In certain corners of the Internet, it has become received wisdom that the iPhone will appear on Verizon any time now. Timelines are speculated upon. AT&T’s rampant incompetence is cited. And then Apple announces another must-have product that only works on AT&T’s network in the U.S.

So, in case you’re wondering, the iPhone 4 isn’t coming to Verizon in September. It’s not going to T-Mobile (in spite of what some misinformed analysts think, it’s still not 3G-compatible) or Sprint, either.

This is understandably frustrating, as every U.S. iPhone user has, at one time or another, experienced complete AT&T meltdown — full bars but no connectivity, battery life dropping at more than a percentage per minute, and dropped calls every few steps. But the sad fact is, AT&T was and is the only credible partner for Apple to work with on the iPhone and the iPad. And the reason for that has very little to do with the United States and everything to do with the rest of the world. They’re stuck together until everyone goes 4G.

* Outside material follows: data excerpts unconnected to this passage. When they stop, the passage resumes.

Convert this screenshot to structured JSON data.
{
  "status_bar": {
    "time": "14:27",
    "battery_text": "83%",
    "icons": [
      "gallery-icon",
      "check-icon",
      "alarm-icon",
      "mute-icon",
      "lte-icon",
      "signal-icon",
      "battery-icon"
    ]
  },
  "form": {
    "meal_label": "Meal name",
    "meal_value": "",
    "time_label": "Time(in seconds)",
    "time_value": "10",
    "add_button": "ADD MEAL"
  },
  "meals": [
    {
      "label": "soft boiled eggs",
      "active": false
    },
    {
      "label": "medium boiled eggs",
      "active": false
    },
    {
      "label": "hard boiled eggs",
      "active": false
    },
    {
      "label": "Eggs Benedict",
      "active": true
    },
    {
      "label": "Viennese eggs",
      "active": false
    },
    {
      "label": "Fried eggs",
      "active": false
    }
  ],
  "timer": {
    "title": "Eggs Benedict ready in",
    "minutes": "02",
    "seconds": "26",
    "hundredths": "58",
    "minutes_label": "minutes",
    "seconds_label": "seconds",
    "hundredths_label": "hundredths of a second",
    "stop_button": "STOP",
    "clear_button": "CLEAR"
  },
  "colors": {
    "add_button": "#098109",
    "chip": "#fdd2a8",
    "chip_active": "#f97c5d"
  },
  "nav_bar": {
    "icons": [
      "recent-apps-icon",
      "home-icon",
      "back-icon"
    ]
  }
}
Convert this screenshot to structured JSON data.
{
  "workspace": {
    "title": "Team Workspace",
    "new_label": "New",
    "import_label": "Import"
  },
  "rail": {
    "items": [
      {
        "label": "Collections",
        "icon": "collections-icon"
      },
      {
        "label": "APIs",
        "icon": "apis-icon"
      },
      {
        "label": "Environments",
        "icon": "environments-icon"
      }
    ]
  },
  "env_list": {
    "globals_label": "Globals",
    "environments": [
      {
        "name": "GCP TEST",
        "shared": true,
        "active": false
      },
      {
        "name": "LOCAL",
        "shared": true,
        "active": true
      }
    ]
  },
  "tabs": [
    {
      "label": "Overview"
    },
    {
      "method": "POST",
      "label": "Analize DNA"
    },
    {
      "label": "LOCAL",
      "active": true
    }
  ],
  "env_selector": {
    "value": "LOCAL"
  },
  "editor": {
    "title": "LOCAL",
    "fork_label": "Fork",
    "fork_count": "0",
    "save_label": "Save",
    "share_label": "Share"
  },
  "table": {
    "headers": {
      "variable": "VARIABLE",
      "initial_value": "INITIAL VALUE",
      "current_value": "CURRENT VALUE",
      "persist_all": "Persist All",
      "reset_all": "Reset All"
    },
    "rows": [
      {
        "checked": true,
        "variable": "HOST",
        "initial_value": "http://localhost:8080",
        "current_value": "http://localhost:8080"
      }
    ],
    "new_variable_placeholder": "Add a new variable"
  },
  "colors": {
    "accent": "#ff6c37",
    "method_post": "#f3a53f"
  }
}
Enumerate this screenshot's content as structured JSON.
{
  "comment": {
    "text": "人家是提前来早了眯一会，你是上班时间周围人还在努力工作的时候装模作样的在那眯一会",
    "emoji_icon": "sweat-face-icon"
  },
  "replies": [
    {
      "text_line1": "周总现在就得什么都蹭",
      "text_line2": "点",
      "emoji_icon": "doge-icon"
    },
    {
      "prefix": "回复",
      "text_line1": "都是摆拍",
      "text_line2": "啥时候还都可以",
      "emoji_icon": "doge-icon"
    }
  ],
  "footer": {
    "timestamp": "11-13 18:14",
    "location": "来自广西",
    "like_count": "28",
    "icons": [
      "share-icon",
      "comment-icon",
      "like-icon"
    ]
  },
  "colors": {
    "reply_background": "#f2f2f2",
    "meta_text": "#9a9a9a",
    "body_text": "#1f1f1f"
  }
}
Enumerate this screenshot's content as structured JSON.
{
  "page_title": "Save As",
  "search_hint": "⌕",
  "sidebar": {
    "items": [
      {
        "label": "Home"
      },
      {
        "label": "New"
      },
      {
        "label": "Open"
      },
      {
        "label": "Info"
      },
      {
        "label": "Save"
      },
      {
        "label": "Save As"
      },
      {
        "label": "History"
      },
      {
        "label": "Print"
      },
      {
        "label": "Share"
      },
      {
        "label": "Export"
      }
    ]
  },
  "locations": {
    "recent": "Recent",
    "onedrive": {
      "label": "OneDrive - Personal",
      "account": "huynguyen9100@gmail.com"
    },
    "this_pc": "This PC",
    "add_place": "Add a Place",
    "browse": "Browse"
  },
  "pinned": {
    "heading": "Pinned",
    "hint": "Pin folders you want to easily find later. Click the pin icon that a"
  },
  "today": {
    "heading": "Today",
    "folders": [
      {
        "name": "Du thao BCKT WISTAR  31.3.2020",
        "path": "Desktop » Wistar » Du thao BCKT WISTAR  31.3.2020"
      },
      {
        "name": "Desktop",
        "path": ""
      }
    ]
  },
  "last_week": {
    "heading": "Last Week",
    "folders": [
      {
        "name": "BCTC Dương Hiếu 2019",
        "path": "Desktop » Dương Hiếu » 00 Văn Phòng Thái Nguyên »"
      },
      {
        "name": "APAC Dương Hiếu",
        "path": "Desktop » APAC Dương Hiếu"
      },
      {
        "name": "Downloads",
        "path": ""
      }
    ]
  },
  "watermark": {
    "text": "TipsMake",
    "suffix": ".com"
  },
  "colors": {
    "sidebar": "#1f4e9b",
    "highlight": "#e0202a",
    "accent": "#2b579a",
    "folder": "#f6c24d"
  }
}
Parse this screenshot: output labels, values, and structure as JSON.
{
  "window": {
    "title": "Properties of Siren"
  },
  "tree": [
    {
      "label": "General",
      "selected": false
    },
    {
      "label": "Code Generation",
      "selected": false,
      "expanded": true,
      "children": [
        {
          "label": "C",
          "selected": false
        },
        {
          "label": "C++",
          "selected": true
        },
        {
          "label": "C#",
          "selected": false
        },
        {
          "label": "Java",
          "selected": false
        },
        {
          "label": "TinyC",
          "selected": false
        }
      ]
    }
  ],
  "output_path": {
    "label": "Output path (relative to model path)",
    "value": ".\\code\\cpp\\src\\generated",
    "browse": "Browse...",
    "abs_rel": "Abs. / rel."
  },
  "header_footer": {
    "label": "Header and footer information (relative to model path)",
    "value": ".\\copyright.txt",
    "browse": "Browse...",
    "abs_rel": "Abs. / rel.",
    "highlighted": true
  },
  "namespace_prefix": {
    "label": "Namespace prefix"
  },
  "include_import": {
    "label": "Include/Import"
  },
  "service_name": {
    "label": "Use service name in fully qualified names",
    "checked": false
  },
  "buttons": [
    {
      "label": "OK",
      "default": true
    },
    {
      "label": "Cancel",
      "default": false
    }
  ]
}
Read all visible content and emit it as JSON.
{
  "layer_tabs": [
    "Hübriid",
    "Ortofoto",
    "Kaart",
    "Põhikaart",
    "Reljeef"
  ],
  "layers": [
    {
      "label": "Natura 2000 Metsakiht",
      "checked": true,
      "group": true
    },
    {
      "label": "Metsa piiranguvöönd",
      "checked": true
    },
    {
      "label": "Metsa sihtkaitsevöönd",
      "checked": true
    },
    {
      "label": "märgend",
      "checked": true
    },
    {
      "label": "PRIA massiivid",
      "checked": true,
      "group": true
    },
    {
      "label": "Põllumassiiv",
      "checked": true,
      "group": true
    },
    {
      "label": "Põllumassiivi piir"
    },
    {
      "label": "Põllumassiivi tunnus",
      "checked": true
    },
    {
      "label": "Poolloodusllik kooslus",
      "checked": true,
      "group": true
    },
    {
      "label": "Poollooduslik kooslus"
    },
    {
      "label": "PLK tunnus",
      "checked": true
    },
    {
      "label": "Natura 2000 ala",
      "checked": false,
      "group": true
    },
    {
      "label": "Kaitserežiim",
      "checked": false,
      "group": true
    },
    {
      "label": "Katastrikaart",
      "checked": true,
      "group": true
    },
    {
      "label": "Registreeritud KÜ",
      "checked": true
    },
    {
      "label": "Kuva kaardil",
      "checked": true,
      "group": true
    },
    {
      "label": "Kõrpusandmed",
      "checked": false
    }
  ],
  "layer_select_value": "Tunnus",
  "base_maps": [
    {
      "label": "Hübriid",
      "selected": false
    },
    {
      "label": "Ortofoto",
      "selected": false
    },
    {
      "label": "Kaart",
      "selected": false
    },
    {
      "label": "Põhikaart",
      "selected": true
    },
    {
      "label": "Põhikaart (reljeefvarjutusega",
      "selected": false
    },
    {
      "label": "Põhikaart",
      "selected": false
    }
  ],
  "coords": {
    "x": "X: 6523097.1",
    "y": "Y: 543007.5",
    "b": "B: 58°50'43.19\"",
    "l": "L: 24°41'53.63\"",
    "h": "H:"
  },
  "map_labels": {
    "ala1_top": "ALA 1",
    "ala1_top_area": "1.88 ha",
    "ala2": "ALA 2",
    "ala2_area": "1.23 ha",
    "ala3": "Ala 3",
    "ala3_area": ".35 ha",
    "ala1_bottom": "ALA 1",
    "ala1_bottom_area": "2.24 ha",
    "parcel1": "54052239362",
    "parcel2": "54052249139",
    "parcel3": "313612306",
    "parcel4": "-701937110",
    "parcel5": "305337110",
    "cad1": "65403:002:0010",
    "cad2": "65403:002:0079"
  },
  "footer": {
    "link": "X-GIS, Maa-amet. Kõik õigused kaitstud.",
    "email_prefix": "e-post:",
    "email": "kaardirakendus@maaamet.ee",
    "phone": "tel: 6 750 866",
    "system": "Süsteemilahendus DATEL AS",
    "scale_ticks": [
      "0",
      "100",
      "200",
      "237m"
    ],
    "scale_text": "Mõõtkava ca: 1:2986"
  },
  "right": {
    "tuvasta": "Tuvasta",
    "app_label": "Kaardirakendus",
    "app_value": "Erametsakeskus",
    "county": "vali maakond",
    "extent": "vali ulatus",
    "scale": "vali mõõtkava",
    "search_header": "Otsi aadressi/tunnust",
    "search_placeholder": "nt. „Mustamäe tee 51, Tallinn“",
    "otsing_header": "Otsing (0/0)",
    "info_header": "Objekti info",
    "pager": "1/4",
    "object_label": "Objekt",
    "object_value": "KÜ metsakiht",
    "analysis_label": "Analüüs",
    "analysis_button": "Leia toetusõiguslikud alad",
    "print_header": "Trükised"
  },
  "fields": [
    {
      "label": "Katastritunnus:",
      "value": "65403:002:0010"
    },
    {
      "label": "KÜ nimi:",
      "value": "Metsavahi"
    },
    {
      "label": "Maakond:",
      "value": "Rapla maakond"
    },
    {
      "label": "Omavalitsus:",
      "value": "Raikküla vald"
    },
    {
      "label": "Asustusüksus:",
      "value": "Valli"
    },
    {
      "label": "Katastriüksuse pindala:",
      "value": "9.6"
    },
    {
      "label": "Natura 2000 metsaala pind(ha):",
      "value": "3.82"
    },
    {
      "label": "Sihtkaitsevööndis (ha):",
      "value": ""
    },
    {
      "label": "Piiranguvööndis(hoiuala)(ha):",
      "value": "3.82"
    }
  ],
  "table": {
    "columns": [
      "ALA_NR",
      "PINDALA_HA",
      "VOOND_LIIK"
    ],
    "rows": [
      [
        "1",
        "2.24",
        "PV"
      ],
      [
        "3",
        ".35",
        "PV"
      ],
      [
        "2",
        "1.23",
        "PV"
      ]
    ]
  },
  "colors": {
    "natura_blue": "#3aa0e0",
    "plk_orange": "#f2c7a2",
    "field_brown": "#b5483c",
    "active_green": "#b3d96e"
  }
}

AT&T is the Only Legit GSM Player in the U.S.
Why is that? Here’s the issue, and it’s one that gets glossed over all too quickly in much of the press: the iPhone is a GSM platform. GSM, standing for global system for mobile communications, is the standard that the vast majority of the world’s phones run on. How vast? There are 4.3 billion GSM customers in 212 countries. That makes it, without exaggeration, the single-most successful consumer electronics market in the history of the world. Radios and TVs don’t have that degree of penetration. Every other mobile standard (and there are several), is tiny by comparison. If you’re making just one model of phone, GSM is the only thing that makes sense. You can have Verizon, or you can have Europe, Latin America, Africa, India, and much of Asia. The numbers are easy.

Apple, though it’s rarely reported to be such, is actually fanatical these days about operational efficiency when it comes to its manufacturing and sourcing. Though the company spends years prototyping a new product before even announcing it, once they have a product locked in, they like to keep it as streamlined as possible. Every single Apple product is hardware-identical worldwide. An iPod here is an iPod in India. And that mentality has carried over to the iPhone and now the iPad. To reach global markets, make global products. For that reason, choosing to go GSM and in the spectra it did was the only thing that made sense to Apple’s product planners at the outset.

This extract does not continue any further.